Die Buchstabenfolge W E R T wird in x- und y-Achse blattfüllend zu einem Text rapportiert. Dieser Text wird um 180 Grad gedreht und nochmals unter den selben Voraussetzungen überschrieben. Über die Konfrontierung des ,,Ausgangswertes" mit seinem ,,Gegenwert" entsteht ein dialogisches Feld diametraler Werte, das als Interferenzmuster in Form eines Wertteppichs zu liegen kommt. Über eine formale Praxis, die der konkreten Poesie entnommen ist, beabsichtigt W E R T eine Thematisierung von InDifferenz-Phänomenen einer Gesellschaft im Zustand ihrer Mediatisierung.

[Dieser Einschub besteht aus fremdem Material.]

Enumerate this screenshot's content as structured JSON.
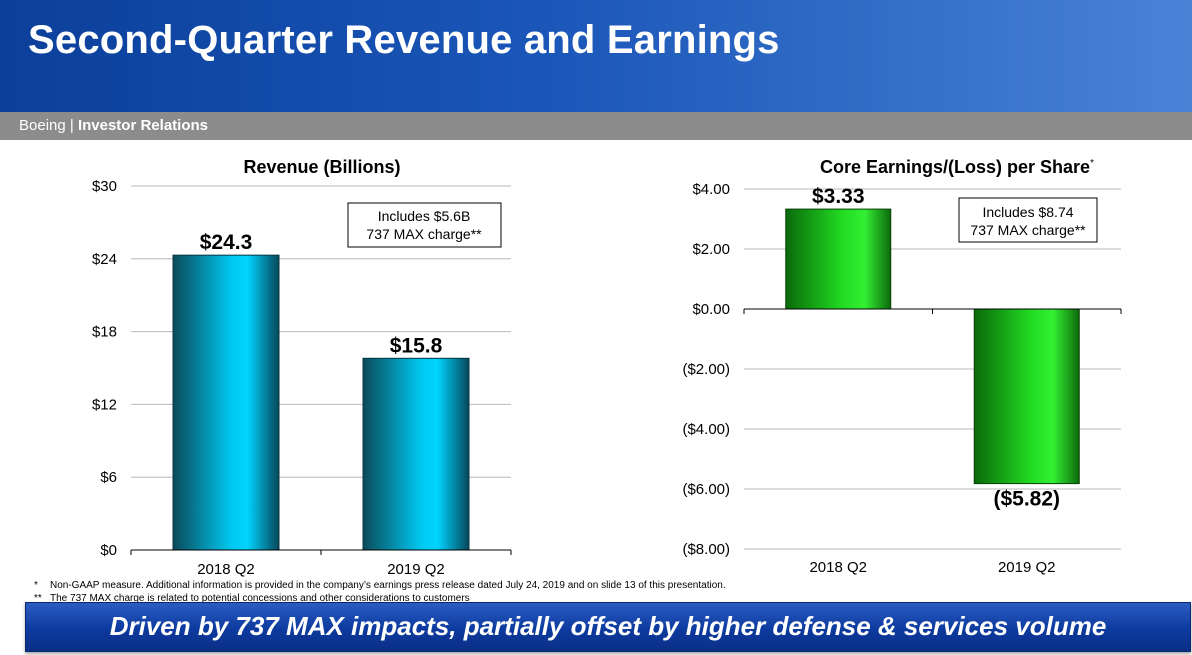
{
  "header": {
    "title": "Second-Quarter Revenue and Earnings",
    "company": "Boeing",
    "separator": " | ",
    "section": "Investor Relations"
  },
  "chart_data": [
    {
      "type": "bar",
      "title": "Revenue (Billions)",
      "categories": [
        "2018 Q2",
        "2019 Q2"
      ],
      "values": [
        24.3,
        15.8
      ],
      "data_labels": [
        "$24.3",
        "$15.8"
      ],
      "ylim": [
        0,
        30
      ],
      "yticks": [
        0,
        6,
        12,
        18,
        24,
        30
      ],
      "ytick_labels": [
        "$0",
        "$6",
        "$12",
        "$18",
        "$24",
        "$30"
      ],
      "grid": true,
      "bar_color": "#00c8f0",
      "note": [
        "Includes $5.6B",
        "737 MAX charge**"
      ]
    },
    {
      "type": "bar",
      "title": "Core Earnings/(Loss) per Share",
      "title_marker": "*",
      "categories": [
        "2018 Q2",
        "2019 Q2"
      ],
      "values": [
        3.33,
        -5.82
      ],
      "data_labels": [
        "$3.33",
        "($5.82)"
      ],
      "ylim": [
        -8,
        4
      ],
      "yticks": [
        4,
        2,
        0,
        -2,
        -4,
        -6,
        -8
      ],
      "ytick_labels": [
        "$4.00",
        "$2.00",
        "$0.00",
        "($2.00)",
        "($4.00)",
        "($6.00)",
        "($8.00)"
      ],
      "grid": true,
      "bar_color": "#22dd22",
      "note": [
        "Includes $8.74",
        "737 MAX charge**"
      ]
    }
  ],
  "footnotes": [
    {
      "marker": "*",
      "text": "Non-GAAP measure. Additional information is provided in the company’s earnings press release dated July 24, 2019 and on slide 13 of this presentation."
    },
    {
      "marker": "**",
      "text": "The 737 MAX charge is related to potential concessions and other considerations to customers"
    }
  ],
  "tagline": "Driven by 737 MAX impacts, partially offset by higher defense & services volume"
}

Neben dem formalen Faktum, daß W E R T einer Schreibmaschinen- oder Computertastatur entnommen ist und Bezüge zur maschinellen Datenverarbeitung herstellt, evoziert die Arbeit eine Affinität und/oder Kritik an Nietzsches ,,Umwertung aller Werte". Nietzsche erkannte, daß der moderne Mensch von einem Gesetz der Entfremdung geprägt ist und durch die Wörter, die Sprache, die Maschinen, seine Arbeit etc. von sich selbst getrennt wird. Diese bei Nietzsche angelegte Erkenntnis, in der sich das Gleiche vom Anderen her bestimmt und die Repräsentation sprengt, wird besonders in einer mediatisierten Zeit akut, in der die Vorherrschaft des Identischen in der Repräsentation über Medien immer neuere und schnellere Mutationen feiert. Die sogenannte Postmoderne hat gezeigt, daß die von Nietzsche proklamierte Umwertung der Werte nicht stattgefunden hat. Es hat eine Umwertung stattgefunden, die Indifferenzen als Interferenzen generiert.